You will have opportunities to construct new buildings. These are new places you can assign your workers and they give you new abilities. 

One aspect of the game is a map showing towns around Orleans. You have a pawn on the map and you can travel about to claim goods and to build trading posts. Goods are worth points at game end, and trading posts too. 

The game is played over 18 rounds, and events happen every round, sometimes causing trouble and sometimes presenting opportunities. That’s another aspect you have to handle. 

The Play

The game gives you many strategic options - which kind of workers to go for, any buildings which you want to get, how do you travel on the map, which of the tracks to pursue. It’s interesting to manage your pool of workers. You want to tune your worker mix to best serve your strategic direction. Sometimes your needs change and you need to tune again. 

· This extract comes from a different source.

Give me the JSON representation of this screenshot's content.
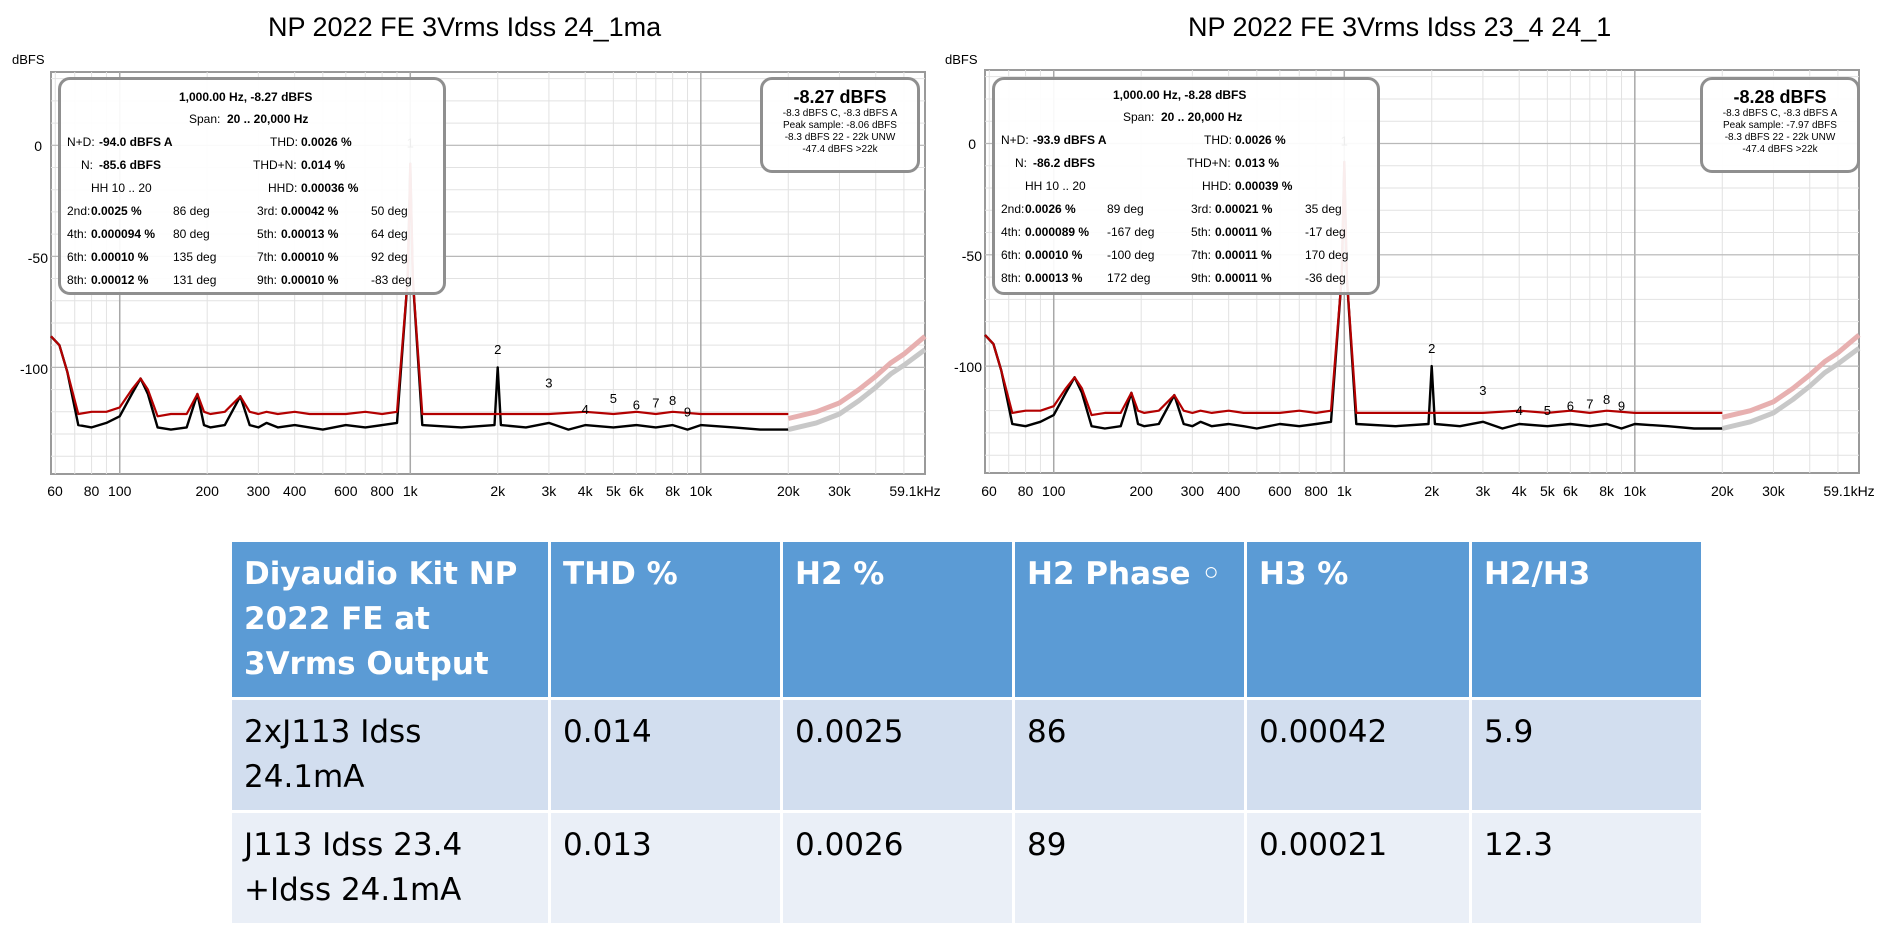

Competition comes in many aspects. You race to grab buildings. On the tracks there are spots offering citizens (which help with map scoring) and you need to race to grab them. Movement on the map is a race too, because there are plenty of goods tiles to be picked up by whoever passes by first. There is a finite number of workers of each type. It is possible that they run out and you can't recruit any more. That's another thing you race for.


Worker retirement involves some competition too. When you want to remove a worker from circulation, you need to place it on an Important Deeds board. They go there to retire. There are different sections which give different rewards. Naturally you want to go for the bigger rewards most of the time. One twist is the player who places the last worker in a group gets a citizen. Now you need to be careful not to set up for your opponent to gain a citizen. 


In a two player game there is less competition on the map. We went in different directions and did not interfere with each other. By late game we had established many trading posts and claimed many goods tiles. 

This is a development game. Everyone starts with the same capabilities, but as you play you augment your abilities in different ways. It is satisfying to watch your powers grow. 

The Thoughts

Orleans is a little different from typical deck-building games. Many deck-building games have two currencies, one is like money which you use to buy other cards, and the other is like strength, which you use for defeating monsters or beating up your opponent. Card deck-building games usually have cards with nifty powers. In Orleans, you simply have different types of chips, which can be used in different combinations for different purposes. The dynamics are different, and that is refreshing. You are constantly adjusting your bag composition, and it is satisfying to be able to see things pan out. The "reshuffling" happens very soon, because once a worker completes their task, they go back into the bag. Instant gratification!